“A Primavera bulia em toda a parte, no ar lá em cima, por baixo da terra e em redor, impregnando também a escura e humilde casinha do Toupeira com aquele seu espírito de sagrada e ansiosa inquietação.”, In “O Vento nos Salgueiros”, Kenneth Grahame (1908)
Anabela Borges
Há um arrepio de vozes que assalta o ar fresco da manhã. Maio leva o tempo adiantado no calendário, mas os tempos não estão para brincadeiras, e nem o tempo está.
Há um vazio que nenhuma voz pode preencher e há um vento frio que levanta tudo à sua passagem, dá desconforto e desgosto.
É domingo. Misturam-se vozes e sons que nem sempre acontecem nos outros dias da semana. São vozes de quem se pode demorar um pouco mais ao rés da casa e quer entreter-se em afazeres diferentes, com arranjos no jardim ou na cerca ou no portão. O vento vem e transporta essas vozes e esses sons, fazendo-os um bolo de ruído difícil de decifrar. Apenas diferente dos outros dias.
E, no entanto, um rame-rame já habituado, em repetição há mais de um ano: um rame-rame frio, desconjuntado, tristonho, assustadiço… que é viver em tempos de pandemia.
Quando era criança, adorava assistir aos episódios de “O Vento nos Salgueiros”, em desenhos animados. Aquele mundo que dava uma vida especial aos bichos, ao Texugo, ao Rato D’ Água, ao Sapo, ao Sr. Toupeira – vidas que me pareciam tão verdadeiras como a minha própria vida, com propósitos, rotinas, coisas para fazer, objectivos a alcançar –, tudo aquilo era para mim tão real, que me enchia de atenção e de fascínio. Ver “O Vento nos Salgueiros”, ouvir tudo com atenção, deixar-me entrar naquele mundo, entrar dentro dos troncos das árvores, apreciar as ilustrações – tudo aquilo representava um momento de paragem para mim, pura ficção a fazer parar o meu mundo; o meu mundo deixava de existir para ser só aquele mundo, para ser tudo aquele mundo. Eu não queria que nada no meu mundo interrompesse aqueles momentos, então vivia de forma segura e plena a vida vivida em “O Vento nos Salgueiros”. Só muito mais tarde li o livro, numa bela edição com as ilustrações originais. E ao voltar ao livro, sonho com esse universo tão semelhante ao nosso, que me faz conectar ainda mais com a natureza do mundo, mas também com a natureza das coisas e das pessoas.
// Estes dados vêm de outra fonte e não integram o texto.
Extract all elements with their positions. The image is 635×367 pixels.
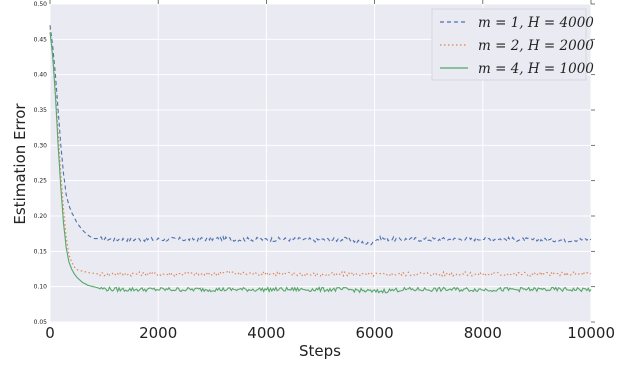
y-tick-label: 0.10 <box>34 284 48 291</box>
legend-entry-label: m = 4, H = 1000 <box>478 61 594 77</box>
y-axis-label: Estimation Error <box>11 103 29 225</box>
x-axis-label: Steps <box>299 342 341 360</box>
y-tick-label: 0.20 <box>34 213 48 220</box>
x-tick-label: 0 <box>45 324 55 342</box>
y-tick-label: 0.30 <box>34 142 48 149</box>
grid-lines <box>49 3 592 323</box>
legend: m = 1, H = 4000 m = 2, H = 2000 m = 4, H =… <box>431 8 594 81</box>
y-tick-label: 0.45 <box>34 36 48 43</box>
legend-entry-label: m = 1, H = 4000 <box>478 15 594 31</box>
y-axis-ticks: 0.05 0.10 0.15 0.20 0.25 0.30 0.35 0.40 0.45 0.50 <box>34 1 595 326</box>
y-tick-label: 0.25 <box>34 178 48 185</box>
series-line <box>49 32 592 294</box>
y-tick-label: 0.05 <box>34 319 48 326</box>
series-line <box>49 25 592 246</box>
series-line <box>49 28 592 278</box>
y-tick-label: 0.40 <box>34 72 48 79</box>
x-tick-label: 4000 <box>247 324 285 342</box>
y-tick-label: 0.15 <box>34 248 48 255</box>
x-tick-label: 10000 <box>567 324 615 342</box>
series-lines <box>49 25 592 294</box>
x-tick-label: 8000 <box>464 324 502 342</box>
x-axis-ticks: 0 2000 4000 6000 8000 10000 <box>45 0 615 342</box>
x-tick-label: 6000 <box>356 324 394 342</box>
y-tick-label: 0.50 <box>34 1 48 8</box>
y-tick-label: 0.35 <box>34 107 48 114</box>
legend-entry-label: m = 2, H = 2000 <box>478 38 594 54</box>
x-tick-label: 2000 <box>139 324 177 342</box>
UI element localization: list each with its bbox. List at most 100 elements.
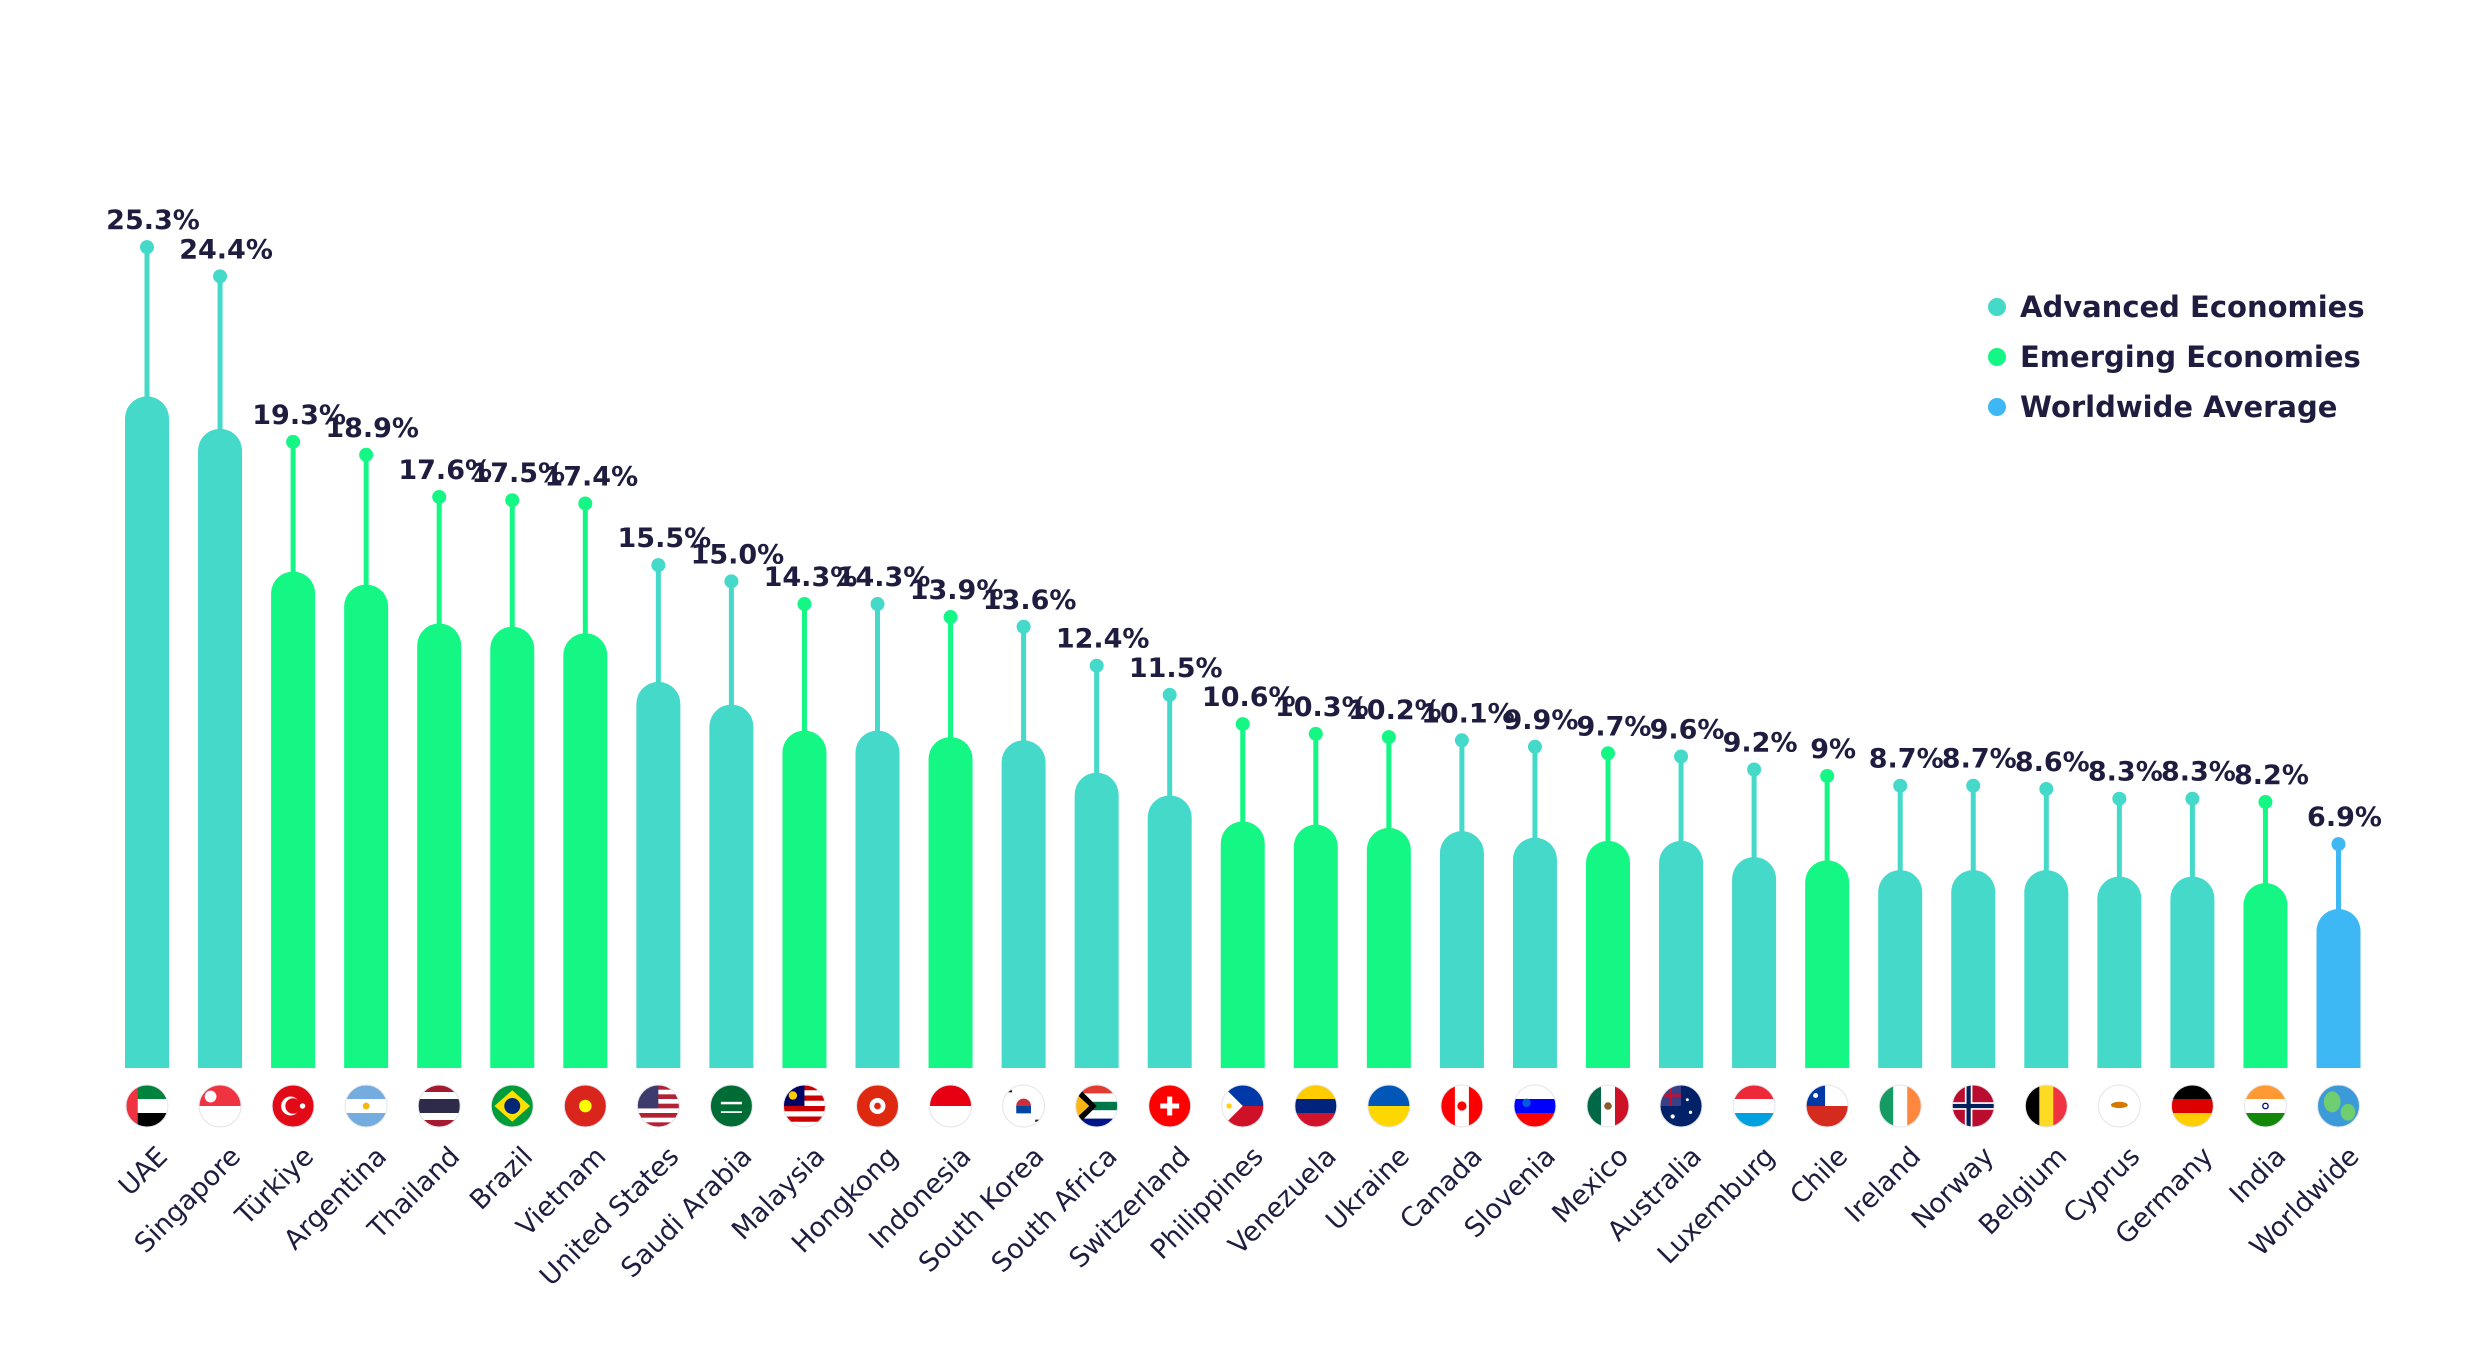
bar-tip-dot: [1235, 717, 1250, 732]
flag-venezuela: [1294, 1084, 1338, 1128]
bar-tip-dot: [1381, 730, 1396, 745]
bar-value-label: 15.0%: [691, 539, 785, 570]
legend-dot-emerging: [1988, 348, 2006, 366]
bar-tip-dot: [140, 240, 154, 255]
bar: [563, 633, 608, 1068]
bar: [1659, 840, 1704, 1068]
bar-tip-dot: [1089, 658, 1104, 673]
bar-tip-dot: [724, 574, 739, 589]
bar-value-label: 15.5%: [618, 523, 712, 554]
bar-tip-dot: [2258, 794, 2273, 809]
bar-tip-dot: [432, 489, 447, 504]
bar: [2243, 883, 2288, 1068]
legend-label-advanced: Advanced Economies: [2020, 290, 2365, 324]
legend-item-emerging: Emerging Economies: [1988, 332, 2365, 382]
flag-luxemburg: [1732, 1084, 1776, 1128]
legend: Advanced Economies Emerging Economies Wo…: [1988, 282, 2365, 432]
bar-value-label: 12.4%: [1056, 624, 1150, 655]
bar-value-label: 10.1%: [1421, 698, 1515, 729]
bar-value-label: 14.3%: [764, 562, 858, 593]
bar-value-label: 9.9%: [1504, 705, 1579, 736]
bar: [198, 428, 243, 1068]
bar-tip-dot: [286, 434, 301, 449]
bar-value-label: 17.6%: [398, 455, 492, 486]
bar-value-label: 8.3%: [2161, 757, 2236, 788]
legend-item-advanced: Advanced Economies: [1988, 282, 2365, 332]
bar: [1512, 837, 1557, 1068]
bar: [782, 730, 827, 1068]
bar-tip-dot: [2112, 791, 2127, 806]
category-label: India: [2224, 1141, 2293, 1210]
flag-switzerland: [1148, 1084, 1192, 1128]
bar-tip-dot: [578, 496, 593, 511]
flag-belgium: [2024, 1084, 2068, 1128]
bar-value-label: 8.3%: [2088, 757, 2163, 788]
bar: [636, 681, 681, 1068]
flag-uae: [125, 1084, 169, 1128]
bar-tip-dot: [1454, 733, 1469, 748]
bar: [1220, 821, 1265, 1068]
bar-value-label: 10.6%: [1202, 682, 1296, 713]
bar-value-label: 11.5%: [1129, 653, 1223, 684]
bar-value-label: 24.4%: [179, 234, 273, 265]
flag-argentina: [344, 1084, 388, 1128]
flag-turkiye: [271, 1084, 315, 1128]
flag-south-korea: [1002, 1084, 1046, 1128]
flag-ireland: [1878, 1084, 1922, 1128]
bar-tip-dot: [2331, 837, 2346, 852]
bar: [344, 584, 389, 1068]
flag-saudi-arabia: [709, 1084, 753, 1128]
bar-tip-dot: [1601, 746, 1615, 761]
bar: [2170, 876, 2215, 1068]
bar-tip-dot: [1674, 749, 1689, 764]
bar-tip-dot: [1162, 687, 1177, 702]
bar-value-label: 8.7%: [1869, 744, 1944, 775]
bar-value-label: 13.9%: [910, 575, 1004, 606]
bar: [1805, 860, 1850, 1068]
category-label: Chile: [1784, 1141, 1854, 1211]
bar: [1878, 870, 1923, 1068]
bar-tip-dot: [1747, 762, 1762, 777]
bar-tip-dot: [797, 597, 812, 612]
flag-south-africa: [1075, 1084, 1119, 1128]
bar-value-label: 10.3%: [1275, 692, 1369, 723]
bar-tip-dot: [2039, 781, 2054, 796]
bar-value-label: 9.7%: [1577, 711, 1652, 742]
flag-singapore: [198, 1084, 242, 1128]
bar-value-label: 17.5%: [471, 458, 565, 489]
bar-tip-dot: [1016, 619, 1031, 634]
bar-value-label: 8.6%: [2015, 747, 2090, 778]
legend-label-worldwide: Worldwide Average: [2020, 390, 2338, 424]
bar-value-label: 14.3%: [837, 562, 931, 593]
bar: [490, 626, 535, 1068]
bar: [2024, 870, 2069, 1068]
bar-tip-dot: [1527, 739, 1542, 754]
bar: [2316, 909, 2361, 1068]
bar: [1147, 795, 1192, 1068]
bar-value-label: 9.6%: [1650, 715, 1725, 746]
flag-cyprus: [2097, 1084, 2141, 1128]
flag-india: [2243, 1084, 2287, 1128]
bar: [1732, 857, 1777, 1068]
flag-slovenia: [1513, 1084, 1557, 1128]
bar-value-label: 13.6%: [983, 585, 1077, 616]
flag-brazil: [490, 1084, 534, 1128]
flag-malaysia: [782, 1084, 826, 1128]
bar-value-label: 10.2%: [1348, 695, 1442, 726]
legend-item-worldwide: Worldwide Average: [1988, 382, 2365, 432]
legend-dot-advanced: [1988, 298, 2006, 316]
legend-label-emerging: Emerging Economies: [2020, 340, 2361, 374]
flag-hongkong: [856, 1084, 899, 1128]
bar-tip-dot: [943, 610, 958, 625]
bar: [1366, 827, 1411, 1068]
bar-tip-dot: [651, 558, 666, 573]
bar: [709, 704, 754, 1068]
bar-tip-dot: [1966, 778, 1981, 793]
bar-value-label: 9%: [1810, 734, 1856, 765]
bar-value-label: 9.2%: [1723, 728, 1798, 759]
bar-value-label: 18.9%: [325, 413, 419, 444]
flag-philippines: [1221, 1084, 1265, 1128]
bar-value-label: 17.4%: [544, 461, 638, 492]
bar: [1074, 772, 1119, 1068]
Um destes dias, vou procurar, na Internet, aqueles episódios em desenhos animados que tantos ensinamentos me deram e tanto me fizeram sonhar. E continuam a fazer! – aquela Primavera ansiada que dava forças ao Sr. Toupeira para sair do seu longo sono de hibernação para a vida lá fora: (con)viver, explorar o mundo, aprender!
Porque hoje é domingo e há esse vento frio que sobe do rio, trespassa os salgueiros e faz-nos estremecer a alma de anseios e de incertezas. Mas faz-me lembrar “O Vento nos Salgueiros”: es.pe.ran.ça.